São seis as embarcações de Santa Luzia em que o fotógrafo Pepe Brix tem estado, desde setembro, a embarcar, entre locais e costeiros, da pesca do polvo. Algumas foram escolhidas devido à questão da herança familiar do ofício, e outras porque têm novas gerações a bordo na arte.
No fundo, a ideia é diversificar a amostra do que hoje ali existe. A história remonta a 2014, aquando da conclusão do mestrado da arqueóloga santaluziense Brígida Baptista, fundadora da Lais de Guia – Associação Cultural do Património Marítimo, em conjunto com o biólogo Carlos Sonderblhom, que pensou em organizar duas rotas, uma dedicada ao polvo, e outra dedicada ao atum e à herança do Barril.
Desde então, centenas de pessoas tiveram a curiosidade de conhecer aquela faceta do concelho de Tavira que está agora, por fim, a ser registada. Em novembro de 2019, o município de Tavira celebrou com a Lais de Guia um contrato de aquisição de serviços de investigação e produção de conteúdos, pelo valor de 61400,00 euros (mais IVA), financiado pelo fundo comunitário do GAL (Grupo de Ação Local) Sotavento.
«Depois de muito trabalho de preparação e de um voto de confiança por parte da autarquia, estamos na fase da implementação no terreno, que ajudará na salvaguarda, valorização e preservação das memórias e da história de uma pequena vila piscatória que tanto tem para mostrar e contar», conta a investigadora.
As rotas chegaram a fazer parte do programa de verão do Centro de Ciência Viva de Tavira. «Os interessado podem ver a chegada do polvo à lota, conhecer as artes, ver a triagem e a pesagem, culminando nos apoios de pesca», onde os pescadores ainda fazem os seus covos.
Já a «rota do Barril, percorre as casas dos patrões, a casa dos camaradas, o cemitério de âncoras, com visitas ao pequeno museu para explicar como a armação era colocada no mar» e explorada.
Hoje, contudo, já quase se perdeu a memória «do quotidiano de sol a sol, dos milhares de quilómetros de cabos, de boias de cortiça, do conhecimento dos mestres para que tudo funcionasse» e esta é a «última oportunidade para registar tudo isso».
Agora, «o objetivo é fazer não só uma recolha da memória dos pescadores.

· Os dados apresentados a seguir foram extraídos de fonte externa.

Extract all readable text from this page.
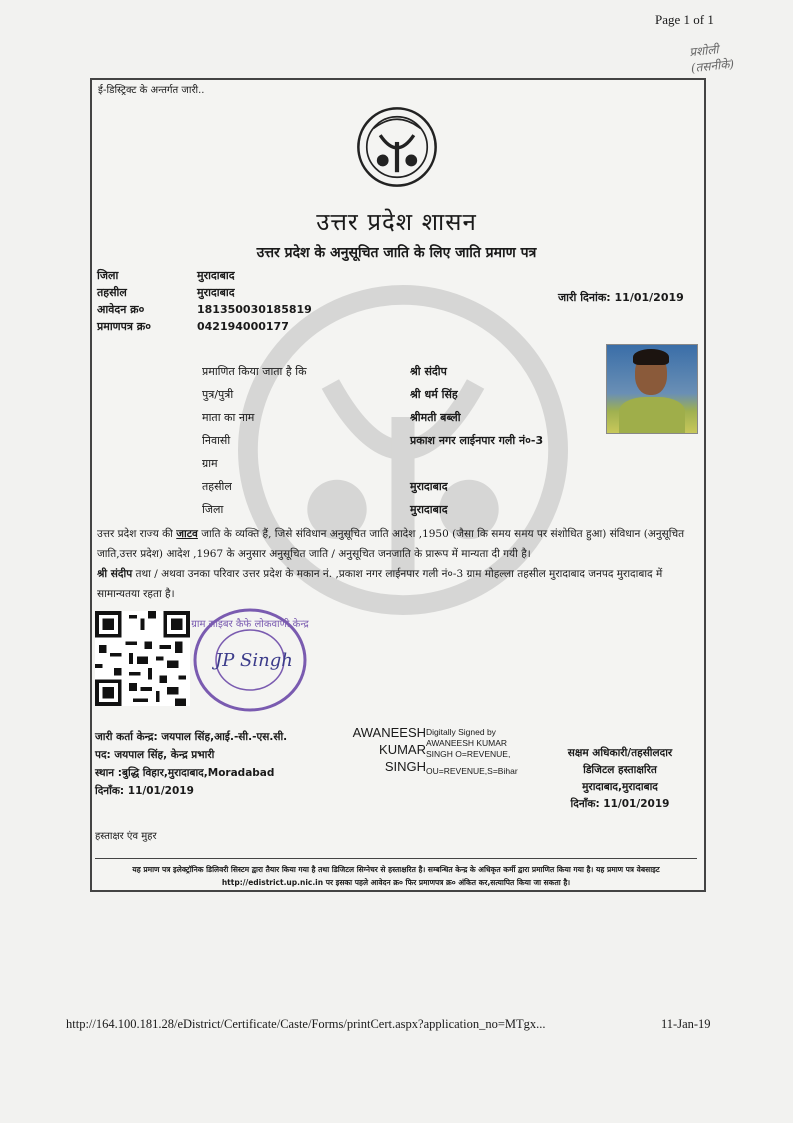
Page 1 of 1
प्रशोली
(तसनीके)
ई-डिस्ट्रिक्ट के अन्तर्गत जारी..
उत्तर प्रदेश शासन
उत्तर प्रदेश के अनुसूचित जाति के लिए जाति प्रमाण पत्र
जिला	मुरादाबाद
तहसील	मुरादाबाद
आवेदन क्र०	181350030185819
प्रमाणपत्र क्र०	042194000177
जारी दिनांक: 11/01/2019
प्रमाणित किया जाता है कि	श्री संदीप
पुत्र/पुत्री	श्री धर्म सिंह
माता का नाम	श्रीमती बब्ली
निवासी	प्रकाश नगर लाईनपार गली नं०-3
ग्राम
तहसील	मुरादाबाद
जिला	मुरादाबाद
उत्तर प्रदेश राज्य की जाटव जाति के व्यक्ति हैं, जिसे संविधान अनुसूचित जाति आदेश ,1950 (जैसा कि समय समय पर संशोधित हुआ) संविधान (अनुसूचित जाति,उत्तर प्रदेश) आदेश ,1967 के अनुसार अनुसूचित जाति / अनुसूचित जनजाति के प्रारूप में मान्यता दी गयी है।
श्री संदीप तथा / अथवा उनका परिवार उत्तर प्रदेश के मकान नं. ,प्रकाश नगर लाईनपार गली नं०-3 ग्राम मोहल्ला तहसील मुरादाबाद जनपद मुरादाबाद में सामान्यतया रहता है।
ग्राम साइबर कैफे लोकवाणी केन्द्र
JP Singh
जारी कर्ता केन्द्र: जयपाल सिंह,आई.-सी.-एस.सी.
पद: जयपाल सिंह, केन्द्र प्रभारी
स्थान :बुद्धि विहार,मुरादाबाद,Moradabad
दिनाँक: 11/01/2019
AWANEESH
KUMAR
SINGH
Digitally Signed by
AWANEESH KUMAR
SINGH O=REVENUE,
OU=REVENUE,S=Bihar
सक्षम अधिकारी/तहसीलदार
डिजिटल हस्ताक्षरित
मुरादाबाद,मुरादाबाद
दिनाँक: 11/01/2019
हस्ताक्षर एंव मुहर
यह प्रमाण पत्र इलेक्ट्रॉनिक डिलिवरी सिस्टम द्वारा तैयार किया गया है तथा डिजिटल सिग्नेचर से हस्ताक्षरित है। सम्बन्धित केन्द्र के अधिकृत कर्मी द्वारा प्रमाणित किया गया है। यह प्रमाण पत्र वेबसाइट http://edistrict.up.nic.in पर इसका पहले आवेदन क्र० फिर प्रमाणपत्र क्र० अंकित कर,सत्यापित किया जा सकता है।
http://164.100.181.28/eDistrict/Certificate/Caste/Forms/printCert.aspx?application_no=MTgx...	11-Jan-19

Das centenas de pessoas que viviam na armação, menos de 10 estão vivos, na casa dos 80 anos. Vamos também entrevistar os filhos e outros familiares próximos, que viveram lá até 1966, e fazer a ligação entre o que era a vida no Barril e em Santa Luzia, onde no inverno faziam a arte da sacada ou outras artes, ligadas à pesca do polvo. Estamos a tentar fazer essa reconstrução nos embarques, com o Pepe Brix, e recuperar um pouco essa linha familiar de pais e avós, em alguns casos, que estiveram na armação do atum e cujos descendentes hoje continuam a pescar», explica a arqueóloga.
O trabalho de Pepe Brix com a Lais de Guia dará origem a uma exposição itinerante com fotografias e um filme de cinco a 10 minutos que promove a pesca do polvo.
«Há toda uma parte etnográfica, antropológica, e histórica da rota que queremos mostrar», diz.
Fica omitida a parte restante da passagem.